The 5th Quarter had a weird effect on me. I knew the basic story: guy dies, older brother of guy changes number, and also Wake Forest wins a lot of games, despite not being good on paper.
Alright, so cliche’d sports movie. Right? Wrong. Because this is horribly done.
It also apparently popularized something similar to the Nazi salute.
So yeah, Luke (Stefan Guy) is a high school kid. On the football team. From a pretty tight family. Kisses and acknowledgement of love at every greeting/goodbye. But his ride home is in question, and instead of calling his mom, he accepts a ride from a fellow high schooler. OH THE HUMANITY. Because that guy goes off road, and puts Luke in the hospital. Severe brain damage.
Eventually his brother Jon (Ryan Merriman) gets all mopey, and eventually rejoins the wake forest football team. Changes number to 5. And like I said, Wake Forest wins a lot. They call the 4th Quarter now the 5th Quarter for more inspiration I guess, to give them an end of the game edge. The parents constantly hold their hands up, to represent the five. Andie MacDowell and Aidan Quinn do a good job of staying sad the whole damn movie. Then they lose at the Orange Bowl. But hey, at least they made it?
But is Mr. “I’m Playing For Two!” happy?
So here is what bugged me about the movie. The first 35 minutes. It took awhile for the accident to happen, a while for the hospital stuff to happen, and a long time for pre football to happen. Most of it was in montage form. Video of people being sad with music playing over it. Also a long extra story about the dangers of teenage reckless driving, and organ donation.
Then another montage, of the brother training. Why does he need a trainer? I dont know, because as far as I can tell he was always on the football team. BUt for some reason he needs more training, and thus more images and music.
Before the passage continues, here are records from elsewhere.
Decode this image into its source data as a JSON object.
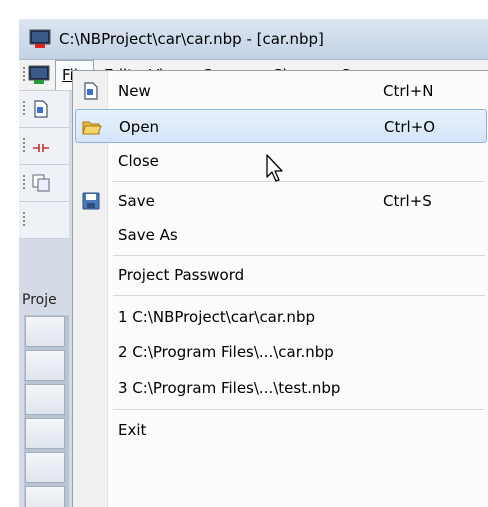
{
  "window": {
    "title": "C:\\NBProject\\car\\car.nbp - [car.nbp]"
  },
  "menubar": {
    "menus": [
      {
        "label": "File"
      },
      {
        "label": "Edit"
      },
      {
        "label": "View"
      },
      {
        "label": "Screen"
      },
      {
        "label": "Shape"
      },
      {
        "label": "Co"
      }
    ]
  },
  "sidepanel": {
    "header": "Proje"
  },
  "file_menu": {
    "items": [
      {
        "label": "New",
        "shortcut": "Ctrl+N",
        "icon": "new-document-icon"
      },
      {
        "label": "Open",
        "shortcut": "Ctrl+O",
        "icon": "open-folder-icon",
        "highlighted": true
      },
      {
        "label": "Close",
        "shortcut": ""
      },
      {
        "label": "Save",
        "shortcut": "Ctrl+S",
        "icon": "save-disk-icon"
      },
      {
        "label": "Save As",
        "shortcut": ""
      },
      {
        "label": "Project Password",
        "shortcut": ""
      },
      {
        "label": "1 C:\\NBProject\\car\\car.nbp",
        "shortcut": ""
      },
      {
        "label": "2 C:\\Program Files\\...\\car.nbp",
        "shortcut": ""
      },
      {
        "label": "3 C:\\Program Files\\...\\test.nbp",
        "shortcut": ""
      },
      {
        "label": "Exit",
        "shortcut": ""
      }
    ]
  },
  "colors": {
    "highlight_border": "#8eb3e0",
    "highlight_fill": "#d4e5f8",
    "titlebar": "#c3d2e5"
  }
}
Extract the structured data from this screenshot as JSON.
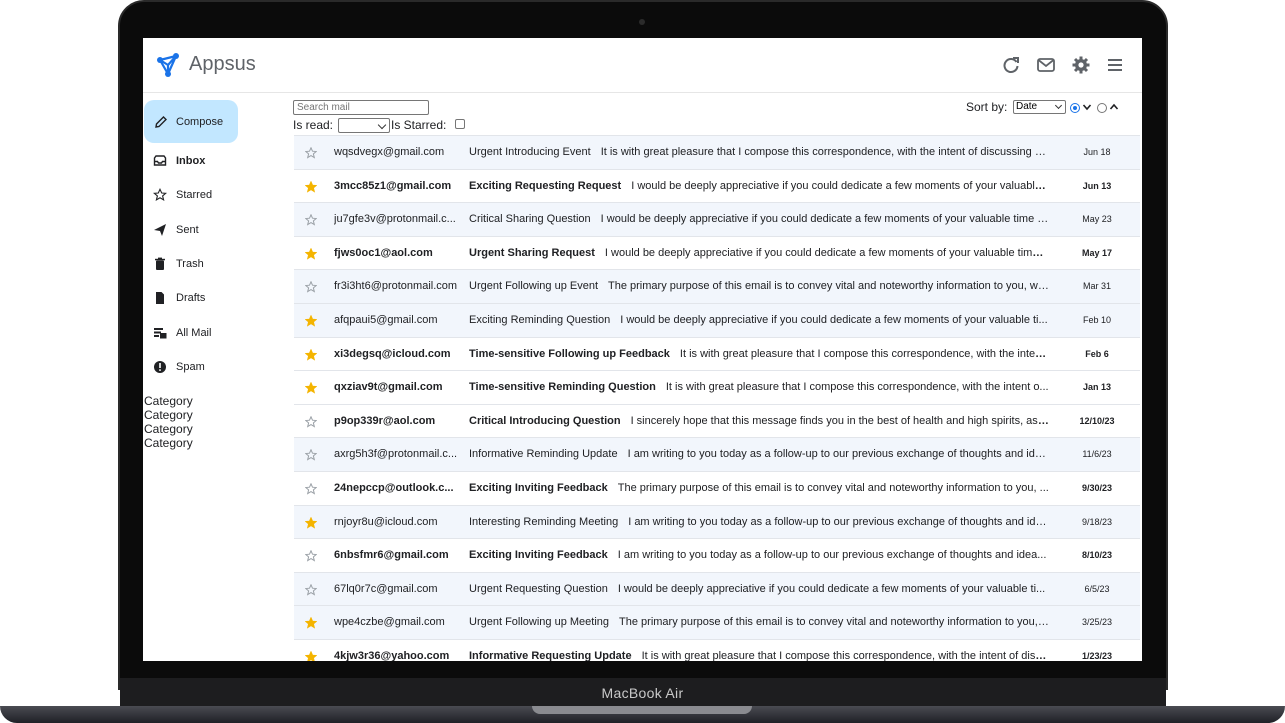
{
  "device": {
    "label": "MacBook Air"
  },
  "app": {
    "name": "Appsus"
  },
  "header": {
    "icons": [
      "refresh-icon",
      "mail-icon",
      "settings-icon",
      "menu-icon"
    ]
  },
  "sidebar": {
    "compose_label": "Compose",
    "items": [
      {
        "label": "Inbox",
        "icon": "inbox-icon"
      },
      {
        "label": "Starred",
        "icon": "star-icon"
      },
      {
        "label": "Sent",
        "icon": "send-icon"
      },
      {
        "label": "Trash",
        "icon": "trash-icon"
      },
      {
        "label": "Drafts",
        "icon": "draft-icon"
      },
      {
        "label": "All Mail",
        "icon": "all-mail-icon"
      },
      {
        "label": "Spam",
        "icon": "spam-icon"
      }
    ],
    "categories": [
      "Category",
      "Category",
      "Category",
      "Category"
    ]
  },
  "filters": {
    "search_placeholder": "Search mail",
    "is_read_label": "Is read:",
    "is_read_value": "",
    "is_starred_label": "Is Starred:",
    "is_starred_checked": false,
    "sort_label": "Sort by:",
    "sort_value": "Date",
    "sort_direction": "descending"
  },
  "colors": {
    "accent": "#1a73e8",
    "compose_bg": "#c2e7ff",
    "star_filled": "#f4b400",
    "read_row_bg": "#f2f6fc"
  },
  "emails": [
    {
      "starred": false,
      "read": true,
      "sender": "wqsdvegx@gmail.com",
      "subject": "Urgent Introducing Event",
      "body": "It is with great pleasure that I compose this correspondence, with the intent of discussing a...",
      "date": "Jun 18"
    },
    {
      "starred": true,
      "read": false,
      "sender": "3mcc85z1@gmail.com",
      "subject": "Exciting Requesting Request",
      "body": "I would be deeply appreciative if you could dedicate a few moments of your valuable...",
      "date": "Jun 13"
    },
    {
      "starred": false,
      "read": true,
      "sender": "ju7gfe3v@protonmail.c...",
      "subject": "Critical Sharing Question",
      "body": "I would be deeply appreciative if you could dedicate a few moments of your valuable time t...",
      "date": "May 23"
    },
    {
      "starred": true,
      "read": false,
      "sender": "fjws0oc1@aol.com",
      "subject": "Urgent Sharing Request",
      "body": "I would be deeply appreciative if you could dedicate a few moments of your valuable time ...",
      "date": "May 17"
    },
    {
      "starred": false,
      "read": true,
      "sender": "fr3i3ht6@protonmail.com",
      "subject": "Urgent Following up Event",
      "body": "The primary purpose of this email is to convey vital and noteworthy information to you, wi...",
      "date": "Mar 31"
    },
    {
      "starred": true,
      "read": true,
      "sender": "afqpaui5@gmail.com",
      "subject": "Exciting Reminding Question",
      "body": "I would be deeply appreciative if you could dedicate a few moments of your valuable ti...",
      "date": "Feb 10"
    },
    {
      "starred": true,
      "read": false,
      "sender": "xi3degsq@icloud.com",
      "subject": "Time-sensitive Following up Feedback",
      "body": "It is with great pleasure that I compose this correspondence, with the inten...",
      "date": "Feb 6"
    },
    {
      "starred": true,
      "read": false,
      "sender": "qxziav9t@gmail.com",
      "subject": "Time-sensitive Reminding Question",
      "body": "It is with great pleasure that I compose this correspondence, with the intent o...",
      "date": "Jan 13"
    },
    {
      "starred": false,
      "read": false,
      "sender": "p9op339r@aol.com",
      "subject": "Critical Introducing Question",
      "body": "I sincerely hope that this message finds you in the best of health and high spirits, as ...",
      "date": "12/10/23"
    },
    {
      "starred": false,
      "read": true,
      "sender": "axrg5h3f@protonmail.c...",
      "subject": "Informative Reminding Update",
      "body": "I am writing to you today as a follow-up to our previous exchange of thoughts and ide...",
      "date": "11/6/23"
    },
    {
      "starred": false,
      "read": false,
      "sender": "24nepccp@outlook.c...",
      "subject": "Exciting Inviting Feedback",
      "body": "The primary purpose of this email is to convey vital and noteworthy information to you, ...",
      "date": "9/30/23"
    },
    {
      "starred": true,
      "read": true,
      "sender": "rnjoyr8u@icloud.com",
      "subject": "Interesting Reminding Meeting",
      "body": "I am writing to you today as a follow-up to our previous exchange of thoughts and ide...",
      "date": "9/18/23"
    },
    {
      "starred": false,
      "read": false,
      "sender": "6nbsfmr6@gmail.com",
      "subject": "Exciting Inviting Feedback",
      "body": "I am writing to you today as a follow-up to our previous exchange of thoughts and idea...",
      "date": "8/10/23"
    },
    {
      "starred": false,
      "read": true,
      "sender": "67lq0r7c@gmail.com",
      "subject": "Urgent Requesting Question",
      "body": "I would be deeply appreciative if you could dedicate a few moments of your valuable ti...",
      "date": "6/5/23"
    },
    {
      "starred": true,
      "read": true,
      "sender": "wpe4czbe@gmail.com",
      "subject": "Urgent Following up Meeting",
      "body": "The primary purpose of this email is to convey vital and noteworthy information to you, ...",
      "date": "3/25/23"
    },
    {
      "starred": true,
      "read": false,
      "sender": "4kjw3r36@yahoo.com",
      "subject": "Informative Requesting Update",
      "body": "It is with great pleasure that I compose this correspondence, with the intent of disc...",
      "date": "1/23/23"
    }
  ]
}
Then football happens. Most if not all of the scenes of the football games are actual footage. The only thing they did is showed the parents in the audience, doing that hand shit over and over. Also some made scenes to include Jons character talking with others. Eventually everyone does the hand thing.
But do I care? No. The movie makes it hard to care. They seem to be trying to do something just to make you sad, without substance. The amount of times in the movie where very little talking occurs and just a background song going on, I’d need to raise two hands.
They took a familiar story, and pretty much trashed it to try and make it a dedication to Luke instead of an actual good story. The people should be punished for making a poor movie of an actual good story. Captain Hindsight tells me that they should have done a documentary movie instead. I mean, this was in 2006. Can have the actual people talk about the experiences, talking about Luke, and a nice dramatic voice guy going over the game /win highlights.
But nope. Instead some filth. Filth I tell you!